Submit to this Journal Review for this Journal Propose a Special Issue

Article Menu

Share Help Cite Discuss in SciProfiles

Open AccessArticle

Peer-Review Record

Improved Convolutional Pose Machines for Human Pose Estimation Using Image Sensor Data

Sensors 2019, 19(3), 718; https://doi.org/10.3390/s19030718

by Baohua Qiang, Shihao Zhang, Yongsong Zhan^*

, Wu Xie and Tian Zhao

Reviewer 1: Anonymous

Reviewer 2: Anonymous

Reviewer 3: Anonymous

Sensors 2019, 19(3), 718; https://doi.org/10.3390/s19030718

Submission received: 5 January 2019 / Revised: 31 January 2019 / Accepted: 5 February 2019 / Published: 10 February 2019

(This article belongs to the Special Issue Multi-Sensor Fusion and Data Analysis)

Round 1

Reviewer 1 Report

Summary

The paper uses the inception modules in the convolutional pose machine. Experiments show the accuracy is improved and the parameter number is decreased. The training and inference time is also reduced.

The overall quality of the submission is fine. The authors are suggested to address following questions before considering acceptance.

1. The used inception modules are not clear. What do the symbols like “Inc(3a)~Inc(4d)” mean? Some figures are better given.

2. The figure layout needs some improvements. For example, Figures 5 and 6 contain limited information but use too much space.

3. Accuracy on the MPII dataset is not reported and compared with state-of-the-art methods.
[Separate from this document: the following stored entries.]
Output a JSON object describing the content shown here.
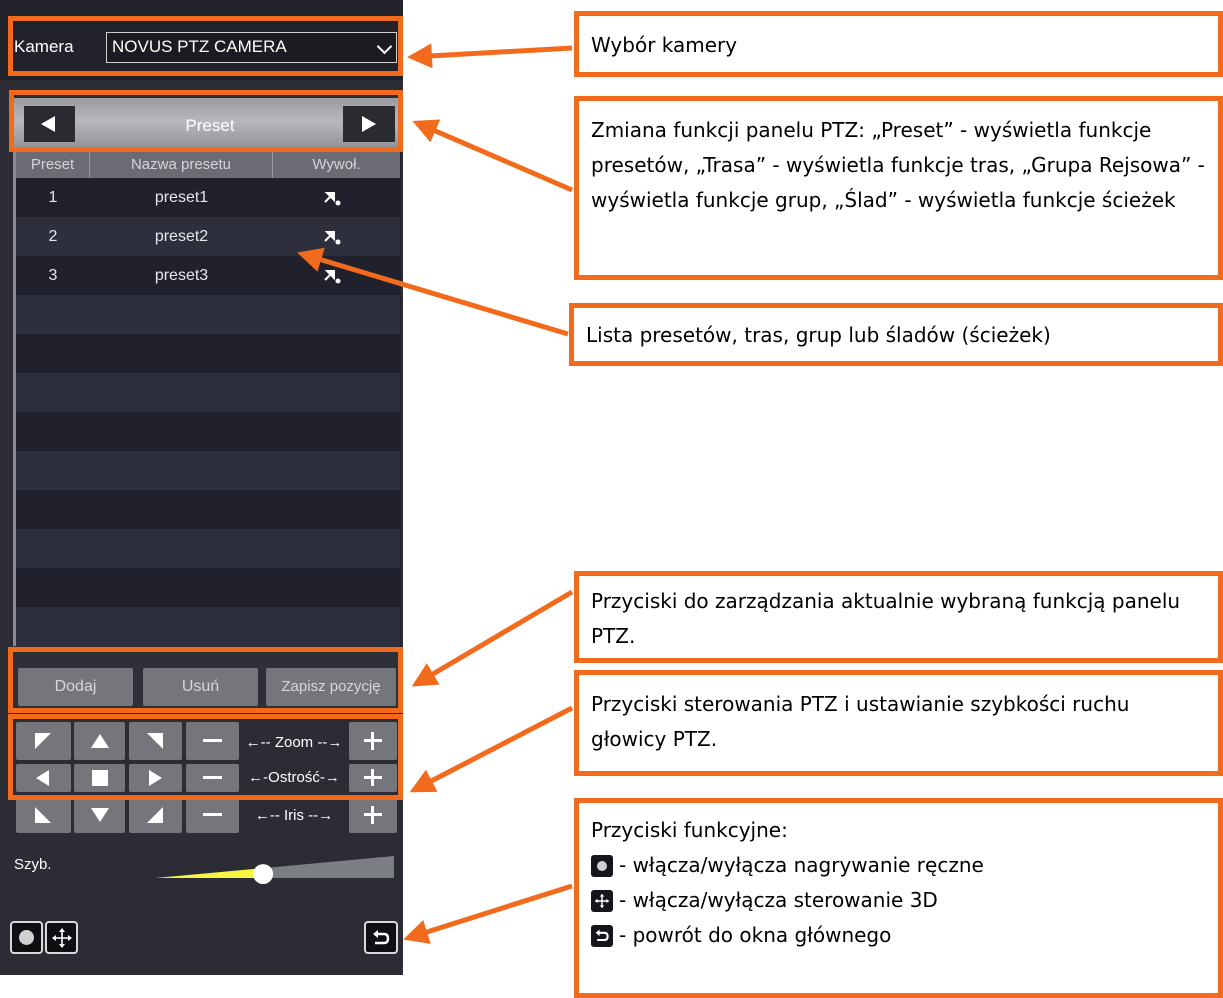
{
  "camera": {
    "label": "Kamera",
    "selected": "NOVUS PTZ CAMERA"
  },
  "mode_bar": {
    "title": "Preset"
  },
  "table": {
    "headers": [
      "Preset",
      "Nazwa presetu",
      "Wywoł."
    ],
    "rows": [
      {
        "num": "1",
        "name": "preset1"
      },
      {
        "num": "2",
        "name": "preset2"
      },
      {
        "num": "3",
        "name": "preset3"
      }
    ]
  },
  "actions": {
    "add": "Dodaj",
    "remove": "Usuń",
    "save": "Zapisz pozycję"
  },
  "ptz": {
    "zoom": "←-- Zoom --→",
    "focus": "←-Ostrość-→",
    "iris": "←--  Iris  --→",
    "speed_label": "Szyb.",
    "speed_value": 0.45
  },
  "callouts": {
    "camera": "Wybór kamery",
    "mode": "Zmiana funkcji panelu PTZ: „Preset” - wyświetla funkcje presetów, „Trasa” - wyświetla funkcje tras, „Grupa Rejsowa” - wyświetla funkcje grup, „Ślad” - wyświetla funkcje ścieżek",
    "list": "Lista presetów, tras, grup lub śladów (ścieżek)",
    "manage": "Przyciski do zarządzania aktualnie wybraną funkcją panelu PTZ.",
    "control": "Przyciski sterowania PTZ i ustawianie szybkości ruchu głowicy PTZ.",
    "functions_title": "Przyciski funkcyjne:",
    "func_record": "- włącza/wyłącza nagrywanie ręczne",
    "func_3d": "- włącza/wyłącza sterowanie 3D",
    "func_back": "- powrót do okna głównego"
  },
  "colors": {
    "accent": "#f26b1d",
    "speed_fill": "#f5f542",
    "panel_bg": "#2b2c34"
  },
  "icons": {
    "record": "record-icon",
    "move_3d": "move-3d-icon",
    "back": "back-icon",
    "call_preset": "call-preset-icon"
  }
}
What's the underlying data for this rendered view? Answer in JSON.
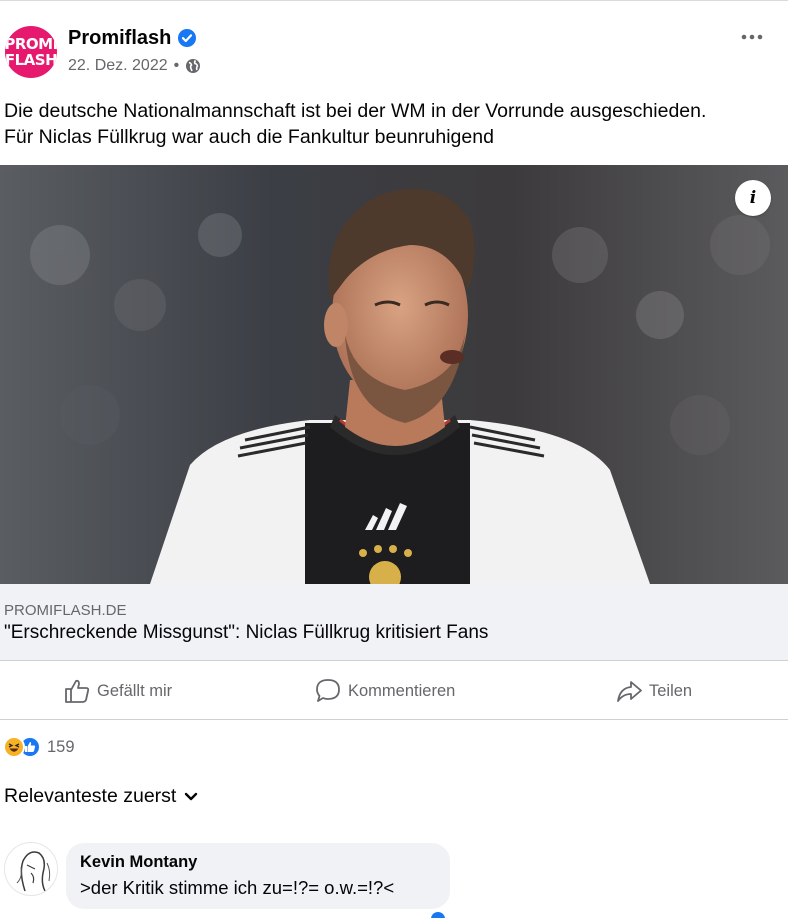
{
  "post": {
    "page_name": "Promiflash",
    "avatar_text_line1": "PROMI",
    "avatar_text_line2": "FLASH",
    "date": "22. Dez. 2022",
    "separator": "•",
    "verified_icon": "verified-badge-icon",
    "privacy_icon": "globe-icon",
    "more_icon": "more-options-icon",
    "text_line1": "Die deutsche Nationalmannschaft ist bei der WM in der Vorrunde ausgeschieden.",
    "text_line2": "Für Niclas Füllkrug war auch die Fankultur beunruhigend",
    "info_label": "i"
  },
  "link_preview": {
    "domain": "PROMIFLASH.DE",
    "title": "\"Erschreckende Missgunst\": Niclas Füllkrug kritisiert Fans"
  },
  "actions": {
    "like": "Gefällt mir",
    "comment": "Kommentieren",
    "share": "Teilen"
  },
  "reactions": {
    "count": "159",
    "icons": [
      "haha-reaction-icon",
      "like-reaction-icon"
    ]
  },
  "comments": {
    "sort_label": "Relevanteste zuerst",
    "items": [
      {
        "author": "Kevin Montany",
        "text": ">der Kritik stimme ich zu=!?= o.w.=!?<"
      }
    ]
  },
  "colors": {
    "brand_blue": "#1877f2",
    "promiflash_pink": "#e6196f",
    "secondary_text": "#65676b",
    "card_bg": "#f0f2f5"
  }
}
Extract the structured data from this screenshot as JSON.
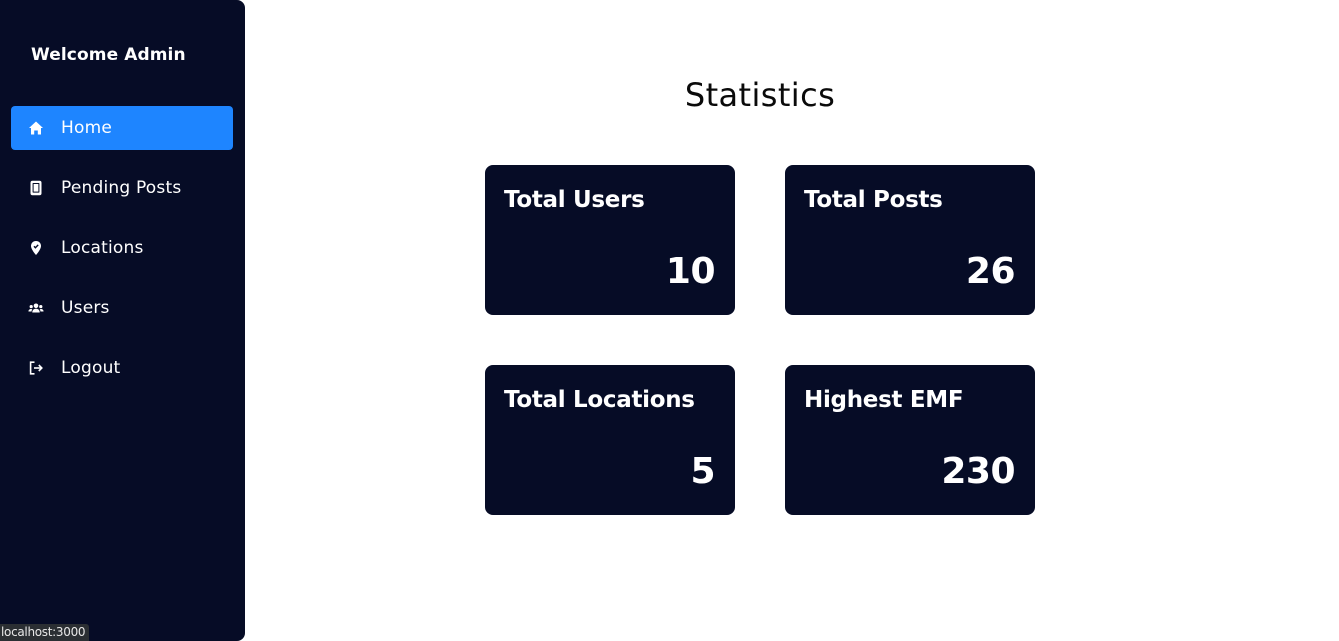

4. Many recent methods are not compared in Table 7.

5. The inception modules are only used in the CPM. How about using it in other methods? Stacked hourglasses are more popular than the CPM currently.

6. Human pose estimation is an extremely active research area. Discussions on more recent work are highly suggested to keep the track of related work:

[1] Jointly optimize data augmentation and network training: adversarial data augmentation in human pose estimation. CVPR 2018

[2] Quantized densely connected u-nets for efficient landmark localization. ECCV 2018

[3] CU-Net: Coupled U-Nets. BMVC 2018

Author Response

I am very grateful to receive your suggestions. These suggestions are very valuable and very helpful for the improvement of our manuscripts.We have revised the manuscript according to the your suggestion. Here are responses for the suggestion.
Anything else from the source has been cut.